Editing Valve Descriptions

To edit the description of a valve that has already been drawn, select Tools, Change Quantity, or press Ctrl-Q. The cursor changes to a hand. Click on the tag of the item whose description is to be changed. Edit the description as needed, then hit Done. This same dialog also allows you to change the weight of the valve and its surface area for painting.

Adjusting descriptions using this dialog is available for all miscellaneous items such as valves, inline accessories, bolt sets, or attachments. It cannot be used to edit the descriptions of non-miscellaneous items; those descriptions are based on the master file lists.

Suppose you want to show the valve on the drawing but you don’t want to include it in the bill of materials. You can do this by hitting the Set to Zero button in the Quantity frame. Normally the item will then be displayed in green, but you can override this by selecting Omit from Prints or Print Black. <cf>

Drawing an Angled Valve

  1. Start by drawing the angled valve as if it were straight. Note that it must use code VW-X, VS-X, or VF-X for BW, SW or Flanged angled valves respectively. In the Master Files, the end image numbers should be 4139 for BW, 4998 for SW,and 4126 for Flanged. The valve image should be 4119 for all three.
  2. Add an elbow to reach the desired direction of the second arm of the valve, and place the dimension to the dimpoint of the elbow.
  3. Add the same valve again, but in the new direction.
  4. Click on the end of the second valve and select “Convert to Angled Valve”.
  5. The resulting angled valve includes Arm1 of the first valve and Arm2 of the second valve.

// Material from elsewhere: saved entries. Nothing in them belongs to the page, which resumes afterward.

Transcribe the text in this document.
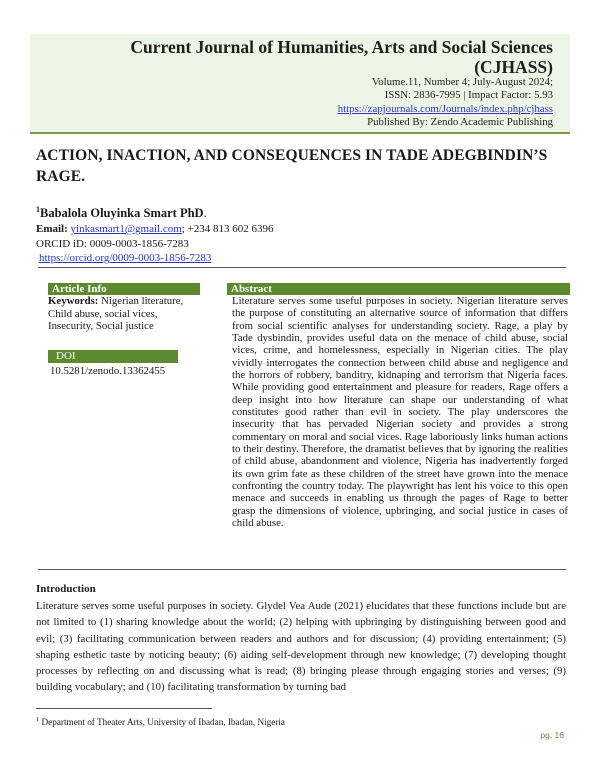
Current Journal of Humanities, Arts and Social Sciences
(CJHASS)
Volume.11, Number 4; July-August 2024;
ISSN: 2836-7995 | Impact Factor: 5.93
https://zapjournals.com/Journals/index.php/cjhass
Published By: Zendo Academic Publishing
ACTION, INACTION, AND CONSEQUENCES IN TADE ADEGBINDIN’S RAGE.
$^1$Babalola Oluyinka Smart PhD.
Email: yinkasmart1@gmail.com; +234 813 602 6396
ORCID iD: 0009-0003-1856-7283
https://orcid.org/0009-0003-1856-7283
Article Info
Keywords: Nigerian literature, Child abuse, social vices, Insecurity, Social justice
DOI
10.5281/zenodo.13362455
Abstract
Literature serves some useful purposes in society. Nigerian literature serves the purpose of constituting an alternative source of information that differs from social scientific analyses for understanding society. Rage, a play by Tade dysbindin, provides useful data on the menace of child abuse, social vices, crime, and homelessness, especially in Nigerian cities. The play vividly interrogates the connection between child abuse and negligence and the horrors of robbery, banditry, kidnaping and terrorism that Nigeria faces. While providing good entertainment and pleasure for readers, Rage offers a deep insight into how literature can shape our understanding of what constitutes good rather than evil in society. The play underscores the insecurity that has pervaded Nigerian society and provides a strong commentary on moral and social vices. Rage laboriously links human actions to their destiny. Therefore, the dramatist believes that by ignoring the realities of child abuse, abandonment and violence, Nigeria has inadvertently forged its own grim fate as these children of the street have grown into the menace confronting the country today. The playwright has lent his voice to this open menace and succeeds in enabling us through the pages of Rage to better grasp the dimensions of violence, upbringing, and social justice in cases of child abuse.
Introduction
Literature serves some useful purposes in society. Glydel Vea Aude (2021) elucidates that these functions include but are not limited to (1) sharing knowledge about the world; (2) helping with upbringing by distinguishing between good and evil; (3) facilitating communication between readers and authors and for discussion; (4) providing entertainment; (5) shaping esthetic taste by noticing beauty; (6) aiding self-development through new knowledge; (7) developing thought processes by reflecting on and discussing what is read; (8) bringing please through engaging stories and verses; (9) building vocabulary; and (10) facilitating transformation by turning bad
$^1$ Department of Theater Arts, University of Ibadan, Ibadan, Nigeria
pg. 16
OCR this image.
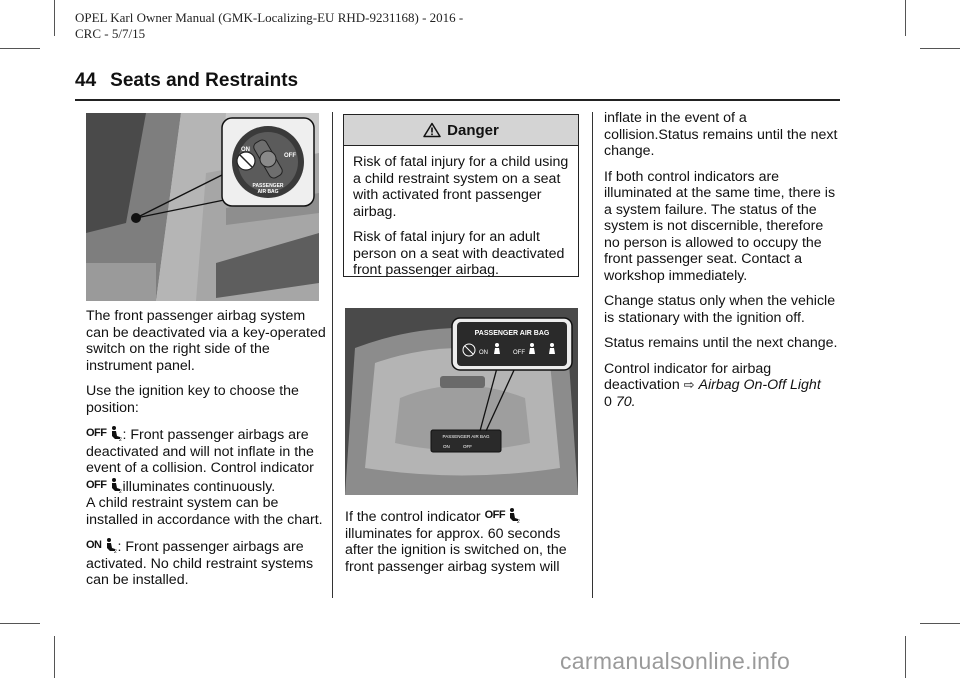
OPEL Karl Owner Manual (GMK-Localizing-EU RHD-9231168) - 2016 -
CRC - 5/7/15
44 Seats and Restraints
ON
OFF
PASSENGER
AIR BAG

The front passenger airbag system can be deactivated via a key-operated switch on the right side of the instrument panel.

Use the ignition key to choose the position:

$^{OFF}$
2 : Front passenger airbags are deactivated and will not inflate in the event of a collision. Control indicator $^{OFF}$
2 illuminates continuously.

A child restraint system can be installed in accordance with the chart.

$^{ON}$
2 : Front passenger airbags are activated. No child restraint systems can be installed.

Danger

Risk of fatal injury for a child using a child restraint system on a seat with activated front passenger airbag.

Risk of fatal injury for an adult person on a seat with deactivated front passenger airbag.

PASSENGER AIR BAG
ON	OFF
PASSENGER AIR BAG
ON	OFF

If the control indicator $^{OFF}$
2

illuminates for approx. 60 seconds after the ignition is switched on, the front passenger airbag system will

inflate in the event of a collision.Status remains until the next change.

If both control indicators are illuminated at the same time, there is a system failure. The status of the system is not discernible, therefore no person is allowed to occupy the front passenger seat. Contact a workshop immediately.

Change status only when the vehicle is stationary with the ignition off.

Status remains until the next change.

Control indicator for airbag deactivation ⇨ Airbag On-Off Light
0 70.

carmanualsonline.info
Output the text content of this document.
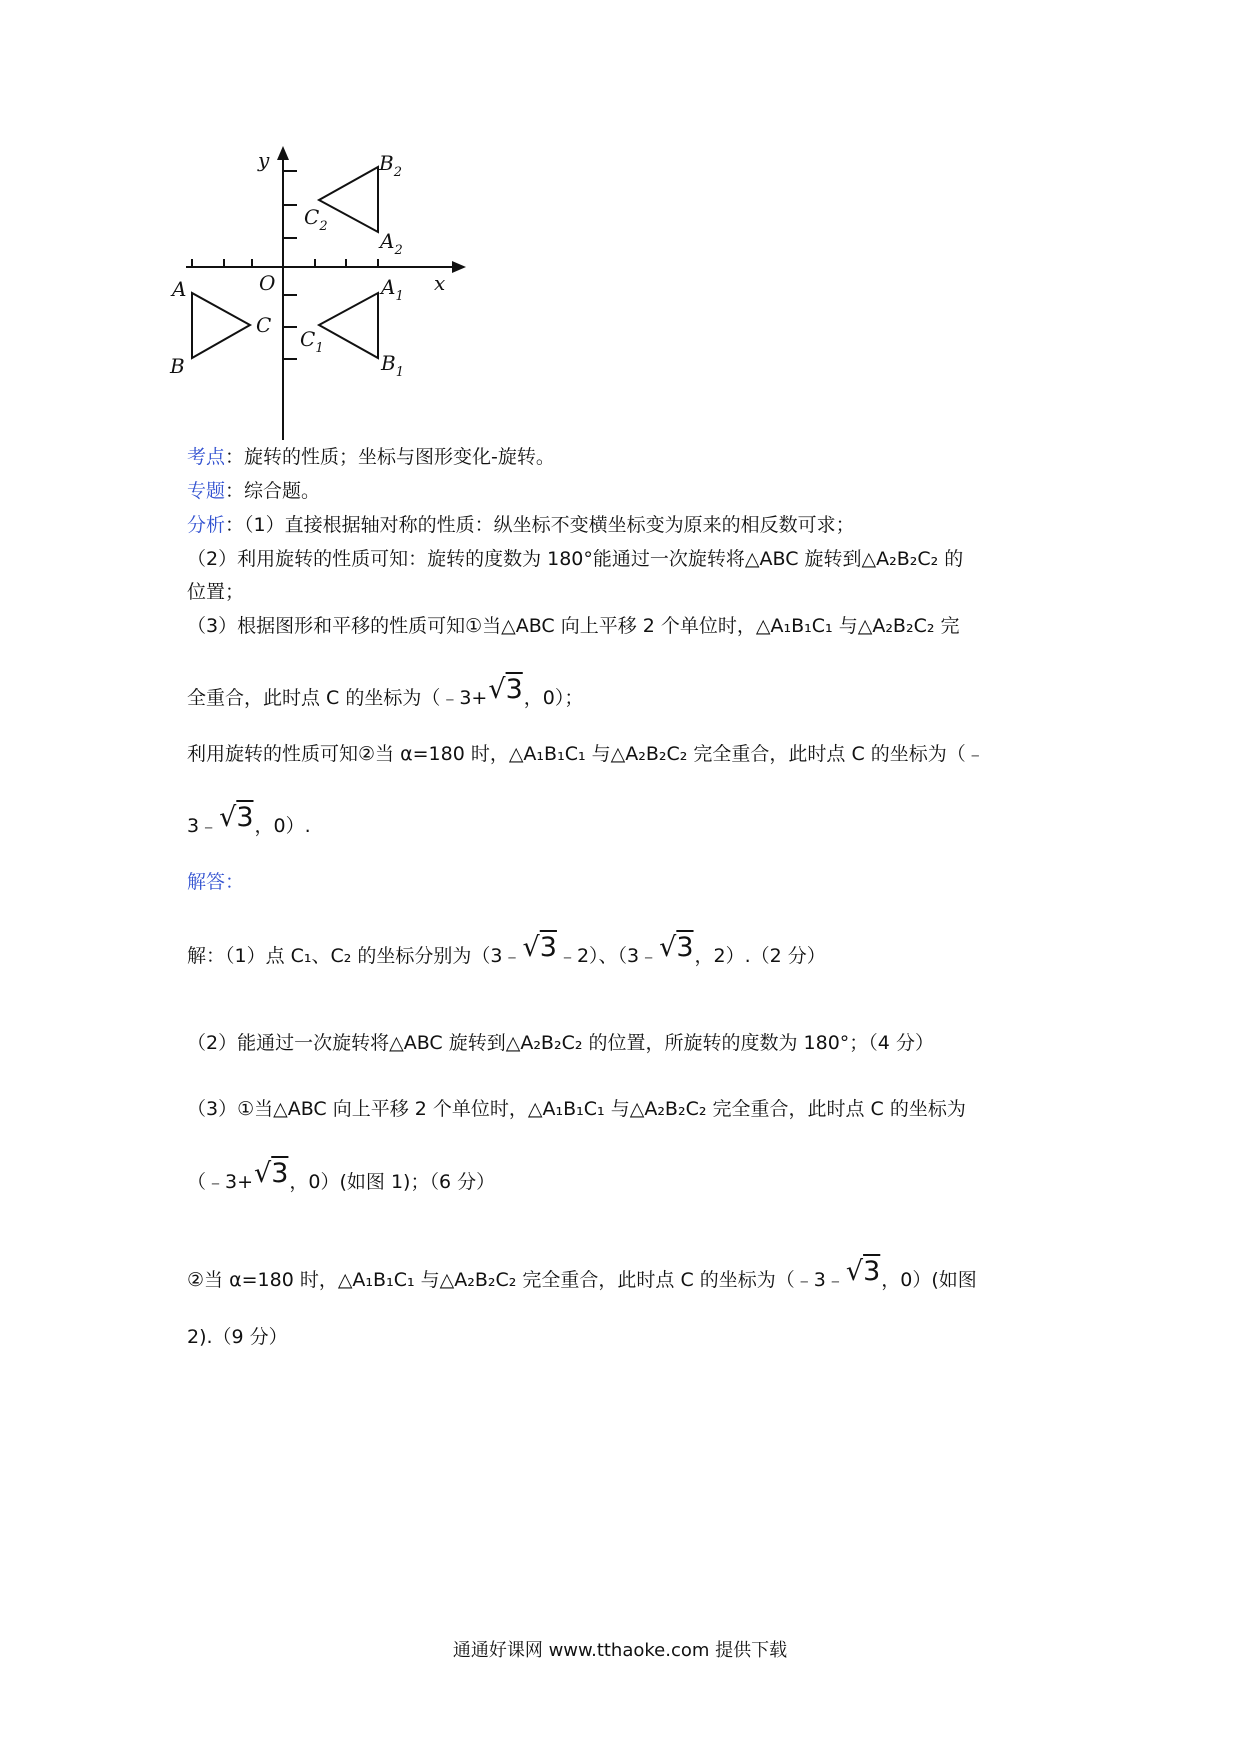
y
x
O
A
B
C
$A_1$
$B_1$
$C_1$
$A_2$
$B_2$
$C_2$
考点：旋转的性质；坐标与图形变化-旋转。
专题：综合题。
分析：（1）直接根据轴对称的性质：纵坐标不变横坐标变为原来的相反数可求；
（2）利用旋转的性质可知：旋转的度数为 180°能通过一次旋转将△ABC 旋转到△A₂B₂C₂ 的
位置；
（3）根据图形和平移的性质可知①当△ABC 向上平移 2 个单位时，△A₁B₁C₁ 与△A₂B₂C₂ 完
全重合，此时点 C 的坐标为（﹣3+√3，0）；
利用旋转的性质可知②当 α=180 时，△A₁B₁C₁ 与△A₂B₂C₂ 完全重合，此时点 C 的坐标为（﹣
3﹣√3，0）.
解答：
解：（1）点 C₁、C₂ 的坐标分别为（3﹣√3﹣2）、（3﹣√3，2）.（2 分）
（2）能通过一次旋转将△ABC 旋转到△A₂B₂C₂ 的位置，所旋转的度数为 180°；（4 分）
（3）①当△ABC 向上平移 2 个单位时，△A₁B₁C₁ 与△A₂B₂C₂ 完全重合，此时点 C 的坐标为
（﹣3+√3，0）(如图 1)；（6 分）
②当 α=180 时，△A₁B₁C₁ 与△A₂B₂C₂ 完全重合，此时点 C 的坐标为（﹣3﹣√3，0）(如图
2).（9 分）
通通好课网 www.tthaoke.com 提供下载
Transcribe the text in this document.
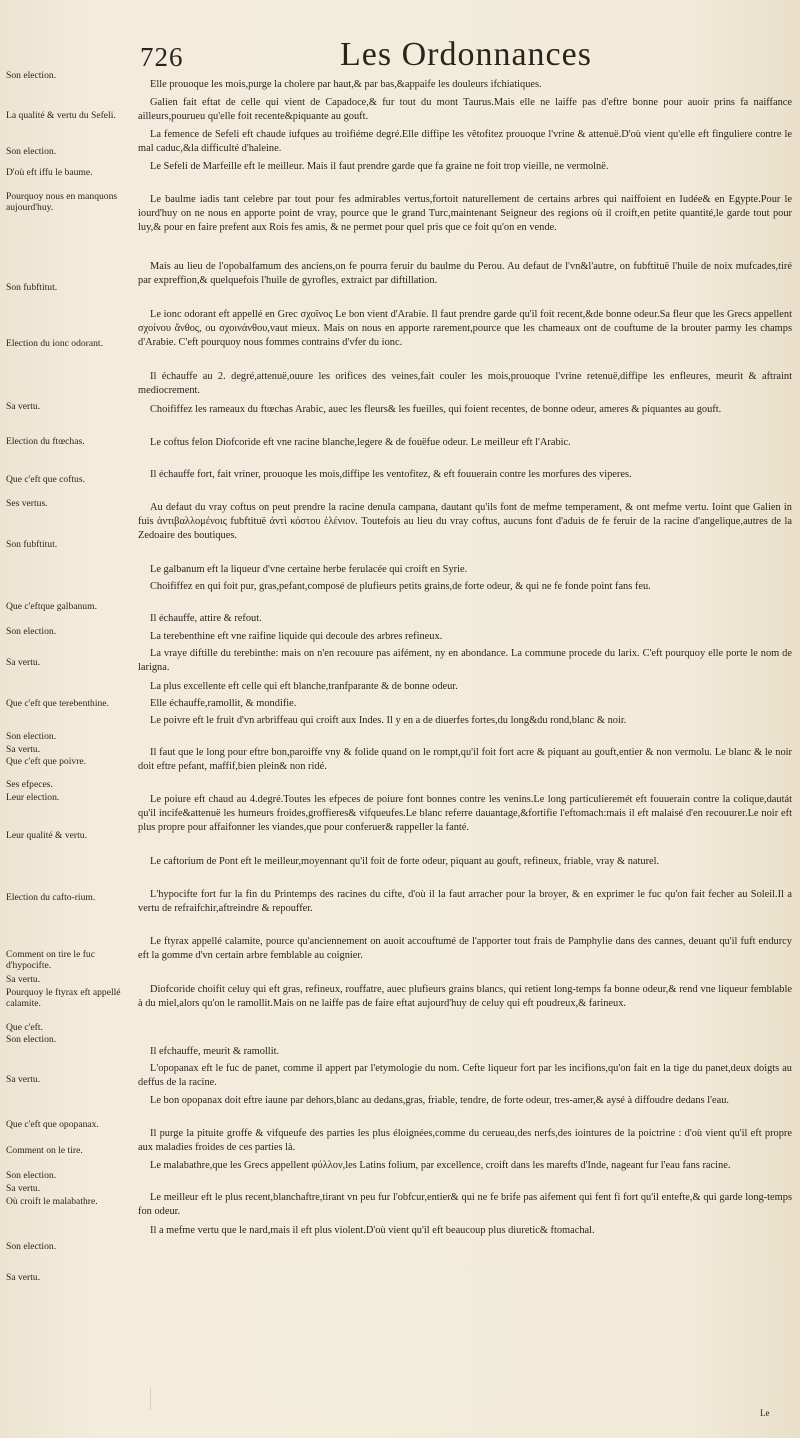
726	Les Ordonnances
Son election.
La qualité & vertu du Sefeli.
Son election.
D'où eft iffu le baume.
Pourquoy nous en manquons aujourd'huy.
Son fubftitut.
Election du ionc odorant.
Sa vertu.
Election du ftœchas.
Que c'eft que coftus.
Ses vertus.
Son fubftitut.
Que c'eftque galbanum.
Son election.
Sa vertu.
Que c'eft que terebenthine.
Son election.
Sa vertu.
Que c'eft que poivre.
Ses efpeces.
Leur election.
Leur qualité & vertu.
Election du cafto-rium.
Comment on tire le fuc d'hypocifte.
Sa vertu.
Pourquoy le ftyrax eft appellé calamite.
Que c'eft.
Son election.
Sa vertu.
Que c'eft que opopanax.
Comment on le tire.
Son election.
Sa vertu.
Où croift le malabathre.
Son election.
Sa vertu.

Elle prouoque les mois,purge la cholere par haut,& par bas,&appaife les douleurs ifchiatiques.

Galien fait eftat de celle qui vient de Capadoce,& fur tout du mont Taurus.Mais elle ne laiffe pas d'eftre bonne pour auoir prins fa naiffance ailleurs,pourueu qu'elle foit recente&piquante au gouft.

La femence de Sefeli eft chaude iufques au troifiéme degré.Elle diffipe les vêtofitez prouoque l'vrine & attenuë.D'où vient qu'elle eft finguliere contre le mal caduc,&la difficulté d'haleine.

Le Sefeli de Marfeille eft le meilleur. Mais il faut prendre garde que fa graine ne foit trop vieille, ne vermolnë.

Le baulme iadis tant celebre par tout pour fes admirables vertus,fortoit naturellement de certains arbres qui naiffoient en Iudée& en Egypte.Pour le iourd'huy on ne nous en apporte point de vray, pource que le grand Turc,maintenant Seigneur des regions où il croift,en petite quantité,le garde tout pour luy,& pour en faire prefent aux Rois fes amis, & ne permet pour quel pris que ce foit qu'on en vende.

Mais au lieu de l'opobalfamum des anciens,on fe pourra feruir du baulme du Perou. Au defaut de l'vn&l'autre, on fubftituë l'huile de noix mufcades,tiré par expreffion,& quelquefois l'huile de gyrofles, extraict par diftillation.

Le ionc odorant eft appellé en Grec σχοῖνος Le bon vient d'Arabie. Il faut prendre garde qu'il foit recent,&de bonne odeur.Sa fleur que les Grecs appellent σχοίνου ἄνθος, ou σχοινάνθου,vaut mieux. Mais on nous en apporte rarement,pource que les chameaux ont de couftume de la brouter parmy les champs d'Arabie. C'eft pourquoy nous fommes contrains d'vfer du ionc.

Il échauffe au 2. degré,attenuë,ouure les orifices des veines,fait couler les mois,prouoque l'vrine retenuë,diffipe les enfleures, meurit & aftraint mediocrement.

Choififfez les rameaux du ftœchas Arabic, auec les fleurs& les fueilles, qui foient recentes, de bonne odeur, ameres & piquantes au gouft.

Le coftus felon Diofcoride eft vne racine blanche,legere & de fouëfue odeur. Le meilleur eft l'Arabic.

Il échauffe fort, fait vriner, prouoque les mois,diffipe les ventofitez, & eft fouuerain contre les morfures des viperes.

Au defaut du vray coftus on peut prendre la racine denula campana, dautant qu'ils font de mefme temperament, & ont mefme vertu. Ioint que Galien in fuis ἀντιβαλλομένοις fubftituë ἀντὶ κόστου ἑλένιον. Toutefois au lieu du vray coftus, aucuns font d'aduis de fe feruir de la racine d'angelique,autres de la Zedoaire des boutiques.

Le galbanum eft la liqueur d'vne certaine herbe ferulacée qui croift en Syrie.

Choififfez en qui foit pur, gras,pefant,composé de plufieurs petits grains,de forte odeur, & qui ne fe fonde point fans feu.

Il échauffe, attire & refout.

La terebenthine eft vne raifine liquide qui decoule des arbres refineux.

La vraye diftille du terebinthe: mais on n'en recouure pas aifément, ny en abondance. La commune procede du larix. C'eft pourquoy elle porte le nom de larigna.

La plus excellente eft celle qui eft blanche,tranfparante & de bonne odeur.

Elle échauffe,ramollit, & mondifie.

Le poivre eft le fruit d'vn arbriffeau qui croift aux Indes. Il y en a de diuerfes fortes,du long&du rond,blanc & noir.

Il faut que le long pour eftre bon,paroiffe vny & folide quand on le rompt,qu'il foit fort acre & piquant au gouft,entier & non vermolu. Le blanc & le noir doit eftre pefant, maffif,bien plein& non ridé.

Le poiure eft chaud au 4.degré.Toutes les efpeces de poiure font bonnes contre les venins.Le long particulieremét eft fouuerain contre la colique,dautát qu'il incife&attenuë les humeurs froides,groffieres& vifqueufes.Le blanc referre dauantage,&fortifie l'eftomach:mais il eft malaisé d'en recouurer.Le noir eft plus propre pour affaifonner les viandes,que pour conferuer& rappeller la fanté.

Le caftorium de Pont eft le meilleur,moyennant qu'il foit de forte odeur, piquant au gouft, refineux, friable, vray & naturel.

L'hypocifte fort fur la fin du Printemps des racines du cifte, d'où il la faut arracher pour la broyer, & en exprimer le fuc qu'on fait fecher au Soleil.Il a vertu de refraifchir,aftreindre & repouffer.

Le ftyrax appellé calamite, pource qu'anciennement on auoit accouftumé de l'apporter tout frais de Pamphylie dans des cannes, deuant qu'il fuft endurcy eft la gomme d'vn certain arbre femblable au coignier.

Diofcoride choifit celuy qui eft gras, refineux, rouffatre, auec plufieurs grains blancs, qui retient long-temps fa bonne odeur,& rend vne liqueur femblable à du miel,alors qu'on le ramollit.Mais on ne laiffe pas de faire eftat aujourd'huy de celuy qui eft poudreux,& farineux.

Il efchauffe, meurit & ramollit.

L'opopanax eft le fuc de panet, comme il appert par l'etymologie du nom. Cefte liqueur fort par les incifions,qu'on fait en la tige du panet,deux doigts au deffus de la racine.

Le bon opopanax doit eftre iaune par dehors,blanc au dedans,gras, friable, tendre, de forte odeur, tres-amer,& aysé à diffoudre dedans l'eau.

Il purge la pituite groffe & vifqueufe des parties les plus éloignées,comme du cerueau,des nerfs,des iointures de la poictrine : d'où vient qu'il eft propre aux maladies froides de ces parties là.

Le malabathre,que les Grecs appellent φύλλον,les Latins folium, par excellence, croift dans les marefts d'Inde, nageant fur l'eau fans racine.

Le meilleur eft le plus recent,blanchaftre,tirant vn peu fur l'obfcur,entier& qui ne fe brife pas aifement qui fent fi fort qu'il entefte,& qui garde long-temps fon odeur.

Il a mefme vertu que le nard,mais il eft plus violent.D'où vient qu'il eft beaucoup plus diuretic& ftomachal.

Le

Note that when you use this technique to draw an angled valve, it does not matter what kind of elbow you use, because the elbow is removed as part of the conversion to an angled valve. For example, for a flanged valve it is OK to use a BW elbow as shown below.

Three-Way Valves

If you occasionally need to draw a 3-way valve, here is a flexible approach.

Select Flanged Valve, Block Angle and draw a straight valve as shown below. A flange and pipe have been added as well.

Click in open space, select Draw Pipe and Fittings here, and draw another angled valve, parallel to the one you already drew. Add another angled valve to represent the drain as shown below.

Click on the lower end and select Convert to Angled Valve

Now you have an angled valve as shown below.

Press Shift-F11 and select Item Appearance. Press the right arrow key until the focus reaches this angled valve.

Change the circled end image number to the same as the center image (in this case 4124), and click Refresh Item.

That leaves you with an item representing a partial valve as shown below.

Move this item so as to represent part of a 3-way valve or a drain, as shown below.